Henry the Minotaur – Name and Appearance

Image by Greg Montani from Pixabay

Know Bull

When Lucy learns that her minotaur friend doesn’t have a name, and requests one, she calls him after a bull she knew from home. She’s not the most creative person in the two worlds but, equally, she chooses it because although the animal scared her, it also possessed a quiet strength that she admired. She thinks the name is “at once both informal and regal”.

I chose “Henry” for exactly the same reasons. To me it’s a name that’s relaxed but honourable, unstuffy but noble. There have been a lot of kings called Henry so Lucy is right – it’s a royal name. I liked how that contrasted with the unkempt beast she first meets in that Aedean forest.
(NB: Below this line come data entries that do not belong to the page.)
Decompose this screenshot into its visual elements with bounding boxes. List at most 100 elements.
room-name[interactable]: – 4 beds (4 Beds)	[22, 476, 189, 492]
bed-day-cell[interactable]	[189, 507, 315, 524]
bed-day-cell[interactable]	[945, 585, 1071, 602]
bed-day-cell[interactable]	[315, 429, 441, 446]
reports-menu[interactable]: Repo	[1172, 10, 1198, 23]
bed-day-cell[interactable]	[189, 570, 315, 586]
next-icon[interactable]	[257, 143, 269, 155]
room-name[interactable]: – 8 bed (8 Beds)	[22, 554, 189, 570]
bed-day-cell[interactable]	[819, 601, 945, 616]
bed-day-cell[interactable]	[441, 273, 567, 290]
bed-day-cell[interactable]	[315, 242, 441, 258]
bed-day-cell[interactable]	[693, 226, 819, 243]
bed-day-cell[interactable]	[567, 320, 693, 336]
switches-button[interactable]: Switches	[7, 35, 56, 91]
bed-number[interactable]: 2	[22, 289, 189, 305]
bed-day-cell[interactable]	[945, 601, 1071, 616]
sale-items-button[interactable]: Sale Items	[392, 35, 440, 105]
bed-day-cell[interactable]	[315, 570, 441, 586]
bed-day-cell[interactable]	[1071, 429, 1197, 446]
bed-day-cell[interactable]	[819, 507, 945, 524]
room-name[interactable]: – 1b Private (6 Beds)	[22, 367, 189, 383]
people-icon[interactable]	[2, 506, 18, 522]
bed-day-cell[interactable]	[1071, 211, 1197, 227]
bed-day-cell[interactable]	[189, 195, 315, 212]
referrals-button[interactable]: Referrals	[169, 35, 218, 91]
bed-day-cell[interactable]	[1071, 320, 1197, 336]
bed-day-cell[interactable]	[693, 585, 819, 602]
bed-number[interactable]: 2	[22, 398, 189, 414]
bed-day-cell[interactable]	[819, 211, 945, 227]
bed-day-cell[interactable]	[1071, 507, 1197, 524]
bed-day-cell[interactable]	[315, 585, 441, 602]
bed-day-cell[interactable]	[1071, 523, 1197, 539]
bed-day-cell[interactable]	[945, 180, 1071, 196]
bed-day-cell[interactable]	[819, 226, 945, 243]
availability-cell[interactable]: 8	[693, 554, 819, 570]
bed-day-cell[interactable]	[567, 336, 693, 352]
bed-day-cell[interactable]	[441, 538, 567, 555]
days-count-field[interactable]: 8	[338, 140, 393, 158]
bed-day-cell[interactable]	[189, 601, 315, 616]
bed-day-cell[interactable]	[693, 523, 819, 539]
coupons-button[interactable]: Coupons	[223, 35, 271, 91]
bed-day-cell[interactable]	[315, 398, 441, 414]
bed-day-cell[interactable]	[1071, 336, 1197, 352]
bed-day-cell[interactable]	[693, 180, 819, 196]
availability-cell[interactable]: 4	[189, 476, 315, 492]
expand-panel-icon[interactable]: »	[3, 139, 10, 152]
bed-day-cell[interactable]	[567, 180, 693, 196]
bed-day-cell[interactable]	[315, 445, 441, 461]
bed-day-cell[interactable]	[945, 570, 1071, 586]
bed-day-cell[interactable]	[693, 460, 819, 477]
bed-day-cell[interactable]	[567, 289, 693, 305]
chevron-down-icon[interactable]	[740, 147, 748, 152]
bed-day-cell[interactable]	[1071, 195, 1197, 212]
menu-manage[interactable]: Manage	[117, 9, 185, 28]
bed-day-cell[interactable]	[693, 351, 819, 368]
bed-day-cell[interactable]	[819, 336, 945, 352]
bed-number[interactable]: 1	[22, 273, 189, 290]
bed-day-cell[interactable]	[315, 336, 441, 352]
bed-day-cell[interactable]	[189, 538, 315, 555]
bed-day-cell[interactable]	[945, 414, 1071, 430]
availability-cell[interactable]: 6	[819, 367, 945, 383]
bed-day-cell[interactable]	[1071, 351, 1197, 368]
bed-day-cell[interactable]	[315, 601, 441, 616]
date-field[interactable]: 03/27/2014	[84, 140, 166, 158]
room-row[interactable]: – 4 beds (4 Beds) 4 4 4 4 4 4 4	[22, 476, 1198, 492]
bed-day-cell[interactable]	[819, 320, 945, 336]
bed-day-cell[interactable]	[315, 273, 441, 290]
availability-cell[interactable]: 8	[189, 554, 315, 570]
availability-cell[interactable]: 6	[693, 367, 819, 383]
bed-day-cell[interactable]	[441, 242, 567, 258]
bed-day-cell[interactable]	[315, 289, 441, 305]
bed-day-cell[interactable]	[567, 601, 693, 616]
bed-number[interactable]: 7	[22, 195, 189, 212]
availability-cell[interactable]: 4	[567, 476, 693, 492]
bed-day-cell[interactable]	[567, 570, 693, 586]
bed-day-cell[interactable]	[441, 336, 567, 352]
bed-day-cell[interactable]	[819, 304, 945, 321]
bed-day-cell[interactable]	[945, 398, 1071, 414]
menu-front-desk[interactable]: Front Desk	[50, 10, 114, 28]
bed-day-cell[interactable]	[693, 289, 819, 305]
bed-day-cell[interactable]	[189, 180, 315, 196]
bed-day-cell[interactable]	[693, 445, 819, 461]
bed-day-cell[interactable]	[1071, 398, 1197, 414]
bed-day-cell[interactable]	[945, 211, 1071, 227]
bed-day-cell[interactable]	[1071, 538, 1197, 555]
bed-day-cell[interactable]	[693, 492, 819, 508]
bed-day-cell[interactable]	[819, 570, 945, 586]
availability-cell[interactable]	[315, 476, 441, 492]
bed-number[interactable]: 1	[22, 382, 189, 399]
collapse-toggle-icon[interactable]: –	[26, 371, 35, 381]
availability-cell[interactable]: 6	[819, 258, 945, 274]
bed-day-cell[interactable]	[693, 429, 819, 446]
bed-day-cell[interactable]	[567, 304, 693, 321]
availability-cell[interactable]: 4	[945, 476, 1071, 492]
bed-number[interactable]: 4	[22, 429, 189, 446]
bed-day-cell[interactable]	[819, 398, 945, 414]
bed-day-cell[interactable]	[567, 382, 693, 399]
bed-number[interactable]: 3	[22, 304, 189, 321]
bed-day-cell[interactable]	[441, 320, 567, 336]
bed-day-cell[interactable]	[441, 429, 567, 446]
There’s another bestial/refined connection in that first name. One of Henry’s component inspirations is the X-Men’s Henry McCoy, a genius also known as the Beast.

Lucy thinks up the surname “Bulman” on the spot when pressed. As last names go it’s beautifully uncreative but I couldn’t resist that basic play on words – it’s Henry’s secret identity hidden in plain sight and, thanks to a magic spell, he’s able to appear human so he is literally hiding in plain sight.

Bull Headed?

Henry is not strictly a “minotaur” in the classical sense. The Greek archetype would have seen him with the body of a man but the head and tail of a bull. But Henry is, well, he’s a cross-breed. He’s also an archetypal warrior character so he is built like a tank:
He was six foot tall and thickset with the build of a heavyweight wrestler; huge arms, a hard round stomach and thighs as meaty as a pair of generous-sized Christmas hams. His back was slightly curved with a bony ridge running right down it, from between his wide shoulders right the way down to his rear. He boasted no tail, however. His hands and feet were quite human but with a hard, grey sheath of hoof from his knuckles to his wrists and on his soles.

There are a lot of anthropomorphic characters with a blended human/animal appearance in fantasy and sci-fi, so Henry reflects that. Or, because of how inspiration travels from Aedea to our world, they reflect him!

Red Bull? Blue Bull!

I regularly describe Henry as a “man-bull” in the books and, in fact, his two key component characters are a fictional man and bull duo – Paul Bunyan and Babe the Blue Ox. I literally mashed the two together and voilà – a blue minotaur. I further reflected Bunyan in Henry’s signature weapon – an axe, double-headed to reflect Henry’s mixed heritage.

That said, during his creation I also had Sulley of Monsters Inc and the already mentioned blue-hued Beast of the X-Men swirling around in my mind. There really are a lot of blue-furred characters out there. It’s almost as though they were inspired from a single source…

What Does The Bull Say?

Lucy and Amber think Henry sounds Welsh. You can thank rugby legend Gareth Thomas for that. I had already been circling that accent because of the TV series Torchwood that we were watching during The Mythic’s drafting – notably via the Ianto Jones and Rhys Williams characters. But Gareth Thomas coming out sealed it. Henry is a burly gay minotaur with a rugby forward’s physique and here was an actual burly gay rugby player. I took it as a sign that the Welsh accent was a keeper.

Bonus Round

Henry likes to wear purple trousers torn off at the knee. Just like another big, angry hulk of a character… Believe me, nothing in these books is there by chance.